The broad sell-off triggered by the continued stock market slump in China is rattling across Southeast East Asian economies. In particular, the Malaysian bond and sukuk market has been badly hit by selling pressure, causing yields to surge and bonds indexes registering their biggest losses year-to-date.
Malaysia, the world largest sukuk issuer, is under particular and multiple pressures. Not just the weakening economy in China, one of its largest trading partners, is stepping on the brakes of Malaysia’s economic growth, it is also the rapidly falling value of the country’s currency, the ringgit, the tumbling oil price – a major setback for Southeast Asia’s largest oil exporting nation –, heavy capital outflows, as well as Malaysian Prime Minister Najib Razak being embroiled in controversy over alleged misallocation of funds by state-owned investment firm 1Malaysia Development Berhad, which has built up some $11bn in debt.
Of Malaysia’s four outstanding dollar-denominated government sukuk only one due 2016 is in the green since April with a meagre 0.3% as per the end of last week, while the others, due 2045, were down between 0.24% and 3.6% in the period. Heavy selling pressure was triggered mainly due to the continuous depreciation of the ringgit against the US dollar. Since April alone, the ringgit dropped 13%. Sukuk sales in Malaysia fell 34% to $6.5bn at current rates so far in 2015 from a year earlier, while the nation’s Islamic banking assets have reached a record of around $150bn in dollar terms – which brings with it an ever-increasing obligation to return profits to investors.
Economists say that this situation – a multitude of negative macroeconomic factors – will show whether the notion is true or not that sukuk and other Shariah-compliant investment instruments are more stable and reliable in times of market turmoil than conventional finance products.
For example, while the International Monetary Fund (IMF) is actually endorsing Islamic finance as an alternative to conventional finance, it is also sending out warning signs.
“Islamic finance may help promote macroeconomic and financial stability,” argues Christopher Towe, deputy director at the IMF’s monetary and capital markets department, adding that “the principles of risk-sharing and asset-based financing can help promote better risk management by both financial institutions and their customers, as well as discourage credit booms.”
However, the global lender also warns that, with the Islamic finance industry being relatively young, there are also “systemic vulnerabilities” especially in case Islamic finance does not fully fulfil its key criteria to be truly asset-based and the requirements for risk-sharing. Other systemic risks remain liquidity-related, mainly stemming from a shortage of tools for short-term funding of Islamic banks, and with it a limited scope of Shariah-compliant financial safety nets for banks, Towe said.

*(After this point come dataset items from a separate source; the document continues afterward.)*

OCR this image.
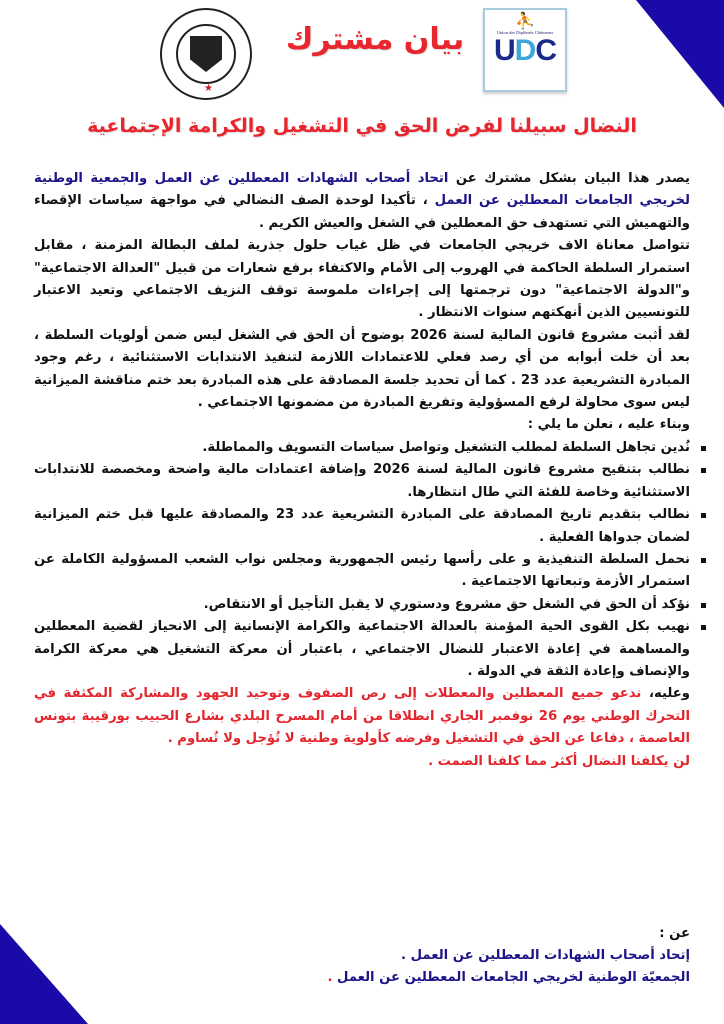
★
بيان مشترك
⛹
Union des Diplômés Chômeurs
UDC
النضال سبيلنا لفرض الحق في التشغيل والكرامة الإجتماعية

يصدر هذا البيان بشكل مشترك عن اتحاد أصحاب الشهادات المعطلين عن العمل والجمعية الوطنية لخريجي الجامعات المعطلين عن العمل ، تأكيدا لوحدة الصف النضالي في مواجهة سياسات الإقصاء والتهميش التي تستهدف حق المعطلين في الشغل والعيش الكريم .

تتواصل معاناة الاف خريجي الجامعات في ظل غياب حلول جذرية لملف البطالة المزمنة ، مقابل استمرار السلطة الحاكمة في الهروب إلى الأمام والاكتفاء برفع شعارات من قبيل "العدالة الاجتماعية" و"الدولة الاجتماعية" دون ترجمتها إلى إجراءات ملموسة توقف النزيف الاجتماعي وتعيد الاعتبار للتونسيين الذين أنهكتهم سنوات الانتظار .

لقد أثبت مشروع قانون المالية لسنة 2026 بوضوح أن الحق في الشغل ليس ضمن أولويات السلطة ، بعد أن خلت أبوابه من أي رصد فعلي للاعتمادات اللازمة لتنفيذ الانتدابات الاستثنائية ، رغم وجود المبادرة التشريعية عدد 23 . كما أن تحديد جلسة المصادقة على هذه المبادرة بعد ختم مناقشة الميزانية ليس سوى محاولة لرفع المسؤولية وتفريغ المبادرة من مضمونها الاجتماعي .

وبناء عليه ، نعلن ما يلي :

نُدين تجاهل السلطة لمطلب التشغيل وتواصل سياسات التسويف والمماطلة.
نطالب بتنقيح مشروع قانون المالية لسنة 2026 وإضافة اعتمادات مالية واضحة ومخصصة للانتدابات الاستثنائية وخاصة للفئة التي طال انتظارها.
نطالب بتقديم تاريخ المصادقة على المبادرة التشريعية عدد 23 والمصادقة عليها قبل ختم الميزانية لضمان جدواها الفعلية .
نحمل السلطة التنفيذية و على رأسها رئيس الجمهورية ومجلس نواب الشعب المسؤولية الكاملة عن استمرار الأزمة وتبعاتها الاجتماعية .
نؤكد أن الحق في الشغل حق مشروع ودستوري لا يقبل التأجيل أو الانتقاص.
نهيب بكل القوى الحية المؤمنة بالعدالة الاجتماعية والكرامة الإنسانية إلى الانحياز لقضية المعطلين والمساهمة في إعادة الاعتبار للنضال الاجتماعي ، باعتبار أن معركة التشغيل هي معركة الكرامة والإنصاف وإعادة الثقة في الدولة .

وعليه، ندعو جميع المعطلين والمعطلات إلى رص الصفوف وتوحيد الجهود والمشاركة المكثفة في التحرك الوطني يوم 26 نوفمبر الجاري انطلاقا من أمام المسرح البلدي بشارع الحبيب بورقيبة بتونس العاصمة ، دفاعا عن الحق في التشغيل وفرضه كأولوية وطنية لا تُؤجل ولا تُساوم .

لن يكلفنا النضال أكثر مما كلفنا الصمت .

عن :
إتحاد أصحاب الشهادات المعطلين عن العمل .
الجمعيّة الوطنية لخريجي الجامعات المعطلين عن العمل .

When problems in the financial markets congregate like they do in Malaysia this year – falling oil prices, falling prices for other export commodities, weakening trade with China, capital outflows as the US prepares to raise interest rates, massive slump of the domestic currency’s value, dwindling currency reserves, a bearish stock market, and on top of that a loss in confidence in the government’s ability to properly manage public finances, then this is a matter of real concern for a country that is heavily reliant on Islamic finance-based debt. Higher borrowing costs – unavoidable at the current state – would make it much more expensive and thus highly risky, if not unaffordable, to finance the government’s ambitious $444bn development plan to build rail, roads and ports as it seeks to become an advanced economy by 2020, a core strategy of the current government.